Some of the most fun a curator can have is to bring together works that are in some way linked. Here there’s a treat in every room. The biggest coup is putting together two paintings of Sunflowers and La Berceuse in an arrangement that was suggested by the artist himself. The two paintings of Sunflowers have never been exhibited together. Considering one is normally in London and another in Philadelphia, with La Berceuse in Boston, you won’t have a chance like this again anytime soon.

Vincent van Gogh, Sunflowers, 1888, Oil on canvas, 92.1 × 73 cm, © The National Gallery, London

 

Van Gogh often made works that were part of a series. One such series gave rise to the title of this show – Van Gogh: Poets and Lovers. In the very first room you are met with The Poet and The Lover, both works that depict at once a known individual and a type of a person. The third painting in that room The Poet’s Garden is a depiction of a Public Garden in Arles, but is also the amalgamation of real and idealised worlds of van Gogh’s imagination.

 

Amalgamation is the key to one of the works he himself considered among the most important from the period that this exhibition covers. The Sower takes the idea of a ‘type’ the furthest. Mixing visual references from Japan (the foreground tree) and Christianity (the sun as a halo), van Gogh creates his own heavily symbolic image of the farm labourer as saviour.

The Sower, 1888, Oil on canvas, 73 × 92 cm, Sammlung Emil Bührle, on long-term loan at Kunsthaus Zürich, Photo © Kunsthaus Zürich 

 

The Sower is also a dramatic landscape with a tree cutting through its middle.
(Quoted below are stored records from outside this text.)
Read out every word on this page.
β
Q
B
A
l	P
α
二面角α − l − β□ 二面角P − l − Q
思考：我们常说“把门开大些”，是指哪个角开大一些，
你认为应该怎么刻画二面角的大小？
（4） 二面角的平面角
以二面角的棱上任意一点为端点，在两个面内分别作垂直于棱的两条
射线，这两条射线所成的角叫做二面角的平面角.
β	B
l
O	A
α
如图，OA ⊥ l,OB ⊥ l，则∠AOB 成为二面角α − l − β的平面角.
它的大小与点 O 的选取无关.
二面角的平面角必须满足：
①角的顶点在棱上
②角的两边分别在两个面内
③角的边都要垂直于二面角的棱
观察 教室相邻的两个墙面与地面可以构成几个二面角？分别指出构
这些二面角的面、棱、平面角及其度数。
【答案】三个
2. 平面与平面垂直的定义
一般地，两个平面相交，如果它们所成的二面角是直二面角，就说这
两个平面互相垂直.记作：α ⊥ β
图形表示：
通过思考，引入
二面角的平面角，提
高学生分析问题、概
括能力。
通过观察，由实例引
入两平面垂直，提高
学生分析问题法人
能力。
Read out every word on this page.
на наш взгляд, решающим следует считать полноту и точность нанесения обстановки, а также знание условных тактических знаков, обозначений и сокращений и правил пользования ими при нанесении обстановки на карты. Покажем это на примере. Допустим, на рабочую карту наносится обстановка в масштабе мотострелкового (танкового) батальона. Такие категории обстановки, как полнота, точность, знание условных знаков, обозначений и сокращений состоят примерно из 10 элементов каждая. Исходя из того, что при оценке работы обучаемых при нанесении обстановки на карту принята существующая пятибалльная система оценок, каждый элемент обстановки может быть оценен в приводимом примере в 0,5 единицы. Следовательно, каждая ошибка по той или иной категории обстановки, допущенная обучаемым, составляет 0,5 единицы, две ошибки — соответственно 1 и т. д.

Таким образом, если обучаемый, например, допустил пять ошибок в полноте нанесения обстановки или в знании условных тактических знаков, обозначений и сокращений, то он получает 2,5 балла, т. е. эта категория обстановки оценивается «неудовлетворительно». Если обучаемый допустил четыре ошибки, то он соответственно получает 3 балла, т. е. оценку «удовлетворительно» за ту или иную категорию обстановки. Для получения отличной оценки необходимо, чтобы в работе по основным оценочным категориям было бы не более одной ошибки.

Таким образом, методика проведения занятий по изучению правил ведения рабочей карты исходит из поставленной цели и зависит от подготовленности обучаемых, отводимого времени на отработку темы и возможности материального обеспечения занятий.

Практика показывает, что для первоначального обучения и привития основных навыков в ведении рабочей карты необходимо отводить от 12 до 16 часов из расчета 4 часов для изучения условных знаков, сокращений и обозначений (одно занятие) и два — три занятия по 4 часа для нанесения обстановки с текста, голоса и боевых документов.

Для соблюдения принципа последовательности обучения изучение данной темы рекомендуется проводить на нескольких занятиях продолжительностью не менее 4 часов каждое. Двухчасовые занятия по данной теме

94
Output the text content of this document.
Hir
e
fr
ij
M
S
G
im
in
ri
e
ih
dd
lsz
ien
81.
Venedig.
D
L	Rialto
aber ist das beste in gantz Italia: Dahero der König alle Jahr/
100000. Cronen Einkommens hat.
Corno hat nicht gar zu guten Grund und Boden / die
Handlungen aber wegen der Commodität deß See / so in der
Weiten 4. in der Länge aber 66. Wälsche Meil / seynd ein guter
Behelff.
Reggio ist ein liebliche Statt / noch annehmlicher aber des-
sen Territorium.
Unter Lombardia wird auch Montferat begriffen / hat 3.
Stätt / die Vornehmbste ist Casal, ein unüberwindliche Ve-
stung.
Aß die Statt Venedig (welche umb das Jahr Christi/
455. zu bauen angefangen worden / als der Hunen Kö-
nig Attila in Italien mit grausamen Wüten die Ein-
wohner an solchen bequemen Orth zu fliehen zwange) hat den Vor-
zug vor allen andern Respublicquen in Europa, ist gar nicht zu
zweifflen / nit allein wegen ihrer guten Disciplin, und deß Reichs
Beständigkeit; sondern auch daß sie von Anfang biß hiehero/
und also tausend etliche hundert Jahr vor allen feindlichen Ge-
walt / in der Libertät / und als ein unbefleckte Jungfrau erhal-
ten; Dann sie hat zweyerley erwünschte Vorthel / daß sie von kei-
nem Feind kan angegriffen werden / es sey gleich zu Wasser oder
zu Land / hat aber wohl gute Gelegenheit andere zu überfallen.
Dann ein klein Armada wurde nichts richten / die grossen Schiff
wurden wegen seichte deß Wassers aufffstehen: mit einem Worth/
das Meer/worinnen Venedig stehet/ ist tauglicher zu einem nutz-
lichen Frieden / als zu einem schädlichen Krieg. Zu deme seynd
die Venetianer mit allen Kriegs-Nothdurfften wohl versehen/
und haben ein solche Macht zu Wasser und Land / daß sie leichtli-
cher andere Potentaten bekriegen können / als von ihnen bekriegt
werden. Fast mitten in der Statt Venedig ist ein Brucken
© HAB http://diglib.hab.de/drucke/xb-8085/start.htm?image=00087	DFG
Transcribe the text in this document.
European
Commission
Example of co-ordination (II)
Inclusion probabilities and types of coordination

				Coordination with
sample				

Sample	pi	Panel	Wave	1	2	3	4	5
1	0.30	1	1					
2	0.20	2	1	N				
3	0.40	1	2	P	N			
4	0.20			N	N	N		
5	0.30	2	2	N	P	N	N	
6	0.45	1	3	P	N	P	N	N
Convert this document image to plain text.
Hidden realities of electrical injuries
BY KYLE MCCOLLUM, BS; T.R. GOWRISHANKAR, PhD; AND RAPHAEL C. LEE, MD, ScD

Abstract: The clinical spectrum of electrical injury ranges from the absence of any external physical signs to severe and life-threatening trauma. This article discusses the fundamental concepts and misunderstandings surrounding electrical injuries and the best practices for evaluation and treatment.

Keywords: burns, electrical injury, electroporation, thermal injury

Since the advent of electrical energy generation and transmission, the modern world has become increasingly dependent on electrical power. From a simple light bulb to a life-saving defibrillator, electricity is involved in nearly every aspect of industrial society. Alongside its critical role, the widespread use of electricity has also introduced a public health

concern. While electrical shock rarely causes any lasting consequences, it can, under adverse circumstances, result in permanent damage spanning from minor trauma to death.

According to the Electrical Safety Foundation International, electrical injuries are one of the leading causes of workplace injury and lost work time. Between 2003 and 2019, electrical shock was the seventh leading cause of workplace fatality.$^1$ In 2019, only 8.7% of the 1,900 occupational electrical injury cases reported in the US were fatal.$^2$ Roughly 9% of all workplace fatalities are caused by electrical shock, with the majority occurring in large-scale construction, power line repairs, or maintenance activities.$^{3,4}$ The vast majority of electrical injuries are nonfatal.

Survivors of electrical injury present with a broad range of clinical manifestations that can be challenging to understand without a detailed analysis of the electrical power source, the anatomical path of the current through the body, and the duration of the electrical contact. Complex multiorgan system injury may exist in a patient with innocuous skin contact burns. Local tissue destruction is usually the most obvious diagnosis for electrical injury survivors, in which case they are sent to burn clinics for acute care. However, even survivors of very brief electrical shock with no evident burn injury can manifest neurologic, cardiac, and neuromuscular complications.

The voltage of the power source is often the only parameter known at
However many times van Gogh painted trees, no two ever looked the same. You can spend great chunks of time observing just one painting. Each corner of it will provide you with a source of awe. Follow the heavy swirly brushstrokes, be surprised by colour combinations, admire the arrangements. Sometimes we get wide views of sweeping landscapes, at others we are looking down on grass, yet in another one we have a portion of a trunk up close, seemingly blocking part of the view.

 

The show brings together paintings depicting the same landscape several times. In the last room a painting and a drawing hang side by side. There are clear similarities. Traditionally drawings serve as studies for later paintings. But in this case the painting came first! Van Gogh, financially supported by his brother Theo, made this drawing for him. He wanted to show him both the painting he had already completed and the general direction he wanted to take his art. He was heading towards abstraction, a course his brother did not encourage, but which came to define the early twentieth century in art. He did not live to see it.

Vincent van Gogh, Starry Night over the Rhône, 1888, Oil on canvas, 72.5 × 92 cm, Musée d’Orsay, Paris, Donation sous réserve d'usufruit de M. et Mme Robert Kahn-Sriber, en souvenir de M. et Mme Fernand Moch, 1975, Photo © Musée d'Orsay, Dist. RMN-Grand Palais / Patrice Schmidt

 

Nowadays van Gogh paintings sell for tens of millions of pounds and the National Gallery sees it fitting to celebrate its 200th anniversary by staging a show of his works. Coincidentally the Sunflowers and Van Gogh’s Chair both entered its collection exactly 100 years ago; they are usually on permanent display – which is famously free of charge, it being the gallery’s founding principle. The temporary exhibition requires a ticket, but it provides access to works that have come from collections around the world – including Amsterdam, Paris, New York, Ottawa and Tokyo to name but a few. There are also four paintings by the artist on free-access display during the exhibition.

 

This show successfully challenged my preconceptions about van Gogh. The stereotypical tortured artist, in and out of a mental asylum, who made pretty paintings – he deserves a closer look. Just as with other great artists, writers and composers, his works took planning and perseverance. And then we lazily call it ‘genius’, because that’s an easier pill to swallow.

 

 

Van Gogh: Poets at Lovers is at the National Gallery, London, 14 September 2024 – 19 January 2025.